Dear Janine,


I’m a coach and want to improve my visibility online so that I can reach my ideal clients and build my customer base. I know exactly what I want to say, but then chicken out and can’t seem to bring myself to push the start button. I often talk myself out of activities with thoughts like ‘Nobody cares about what I have to say.’ or ‘Who am I to tell other people how to manage their lives and businesses.’ Why do you think this happening to me and what can I do to stop this self-sabotaging behaviour?

Regards, ‘Unable to Launch.’

Dear ‘Unable to Launch’

What you’re describing is actually very common for many online entrepreneurs. In my experience, the cause of this is usually a combination of mindset, childhood conditioning and negative subconscious beliefs. Many women suffer from Imposter Syndrome and negative beliefs that they  aren’t ‘good enough’ or what they really want, simply isn’t available to them and start comparing themselves to others and feel inadequate or different. The easiest way to start improving, this is to take an honest look at your mindset.

Ask yourself “Why do I believe that nobody is interested in what I have to say or offer?” Explore this by journalling on everything that comes to mind as this will help you identify any underlining fears for e.g. fear of rejection, or perhaps a fear of success. Then go even further and ask yourself ‘ Why do I fear rejection?’ ‘What does this remind me of and what is the worst that could happen?’ This might make you aware of past, negative experiences that you’re subconsciously trying to avoid repeating as well as beliefs that need reframing.

Very often, negative past experiences will affect our decision making process and determine our future actions.  I’ll use a real life example from one of my clients. Using regression hypnosis, we were able to explore the following events:  As a child she really wanted to participate in a school theatre project. She was so pleased to be cast, learnt her lines and practised her role for weeks on end. Unfortunately, on opening night the hall wasn’t empty like at rehearsals. Suddenly looking out at the sea of faces, she experienced acute stage fright and her mind shut down, making her forget her lines. She was scared and embarrassed and ran off the stage in tears, feeling like a failure.

Now you can imagine that for an 11 year old, this was really traumatic. Her classmates teased her relentlessly and she never returned to acting. Fast forward to age 17 and attending a karaoke themed birthday party. Caught up in the moment and seeing how much fun everyone was having, she bravely stepped onto the makeshift stage, only to have a flashback to her mortifying acting experience and you guessed it, once again she couldn’t pull it off. Her subconscious mind in trying to protect her, reinforced the negative beliefs that being ‘visible’ isn’t safe, that she’ll never be able to perform in public in any capacity and that she should just avoid anything like that in future to prevent the embarrassment and feelings of shame and failure. In hypnosis we were able to identify the feelings that her subconscious had attached to these events, process them and reframe those beliefs to what is really true:

  • her self-worth is non-negotiable regardless of what she does, or doesn’t do.
  • she is a highly qualified professional who has transformed the lives of many clients.
  • she actually loves helping people and showing up is the highest form of service.

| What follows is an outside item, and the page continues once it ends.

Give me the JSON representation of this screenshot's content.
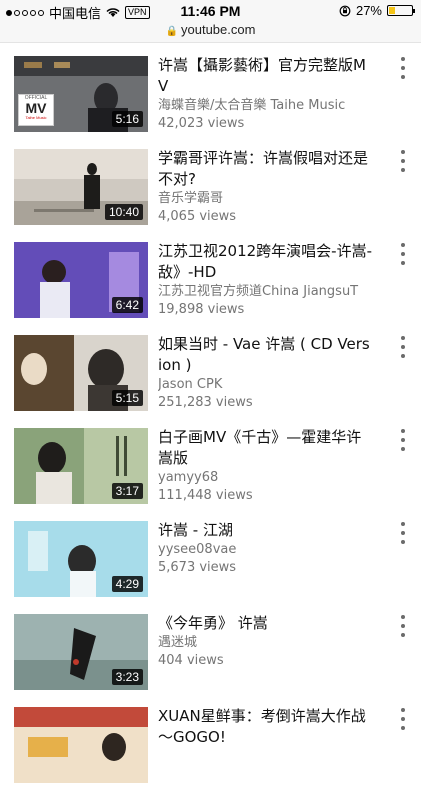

After the therapy part, I started coaching her on the practicalities of doing live video and here are some tips you too can implement;

  • Start small. You can begin with short 2 minute videos and slowly increase the time as you get more comfortable.
  • Wear something that you feel comfortable and confident in. Worrying about a wardrobe malfunction isn’t helpful and tugging at clothing will make you feel self conscious and distract your audience from your message.
  • Make notes beforehand so your message is clear and concise.
  • Have your intention to serve in the forefront of your mind. When your calling to serve outweighs your fear, showing up becomes a whole lot easier.
  • Practice self compassion. NOBODY is perfect and your clients aren’t looking for a robot that never makes a mistake. You showing up authentically, and really wanting to help your audience, will be visible in your energy and that is who people want to work with.
  • Be honest. Telling your audience that it’s your first time and you’re really nervous is perfectly fine. A lot of people will respect you for being vulnerable and pushing yourself outside your comfort zone.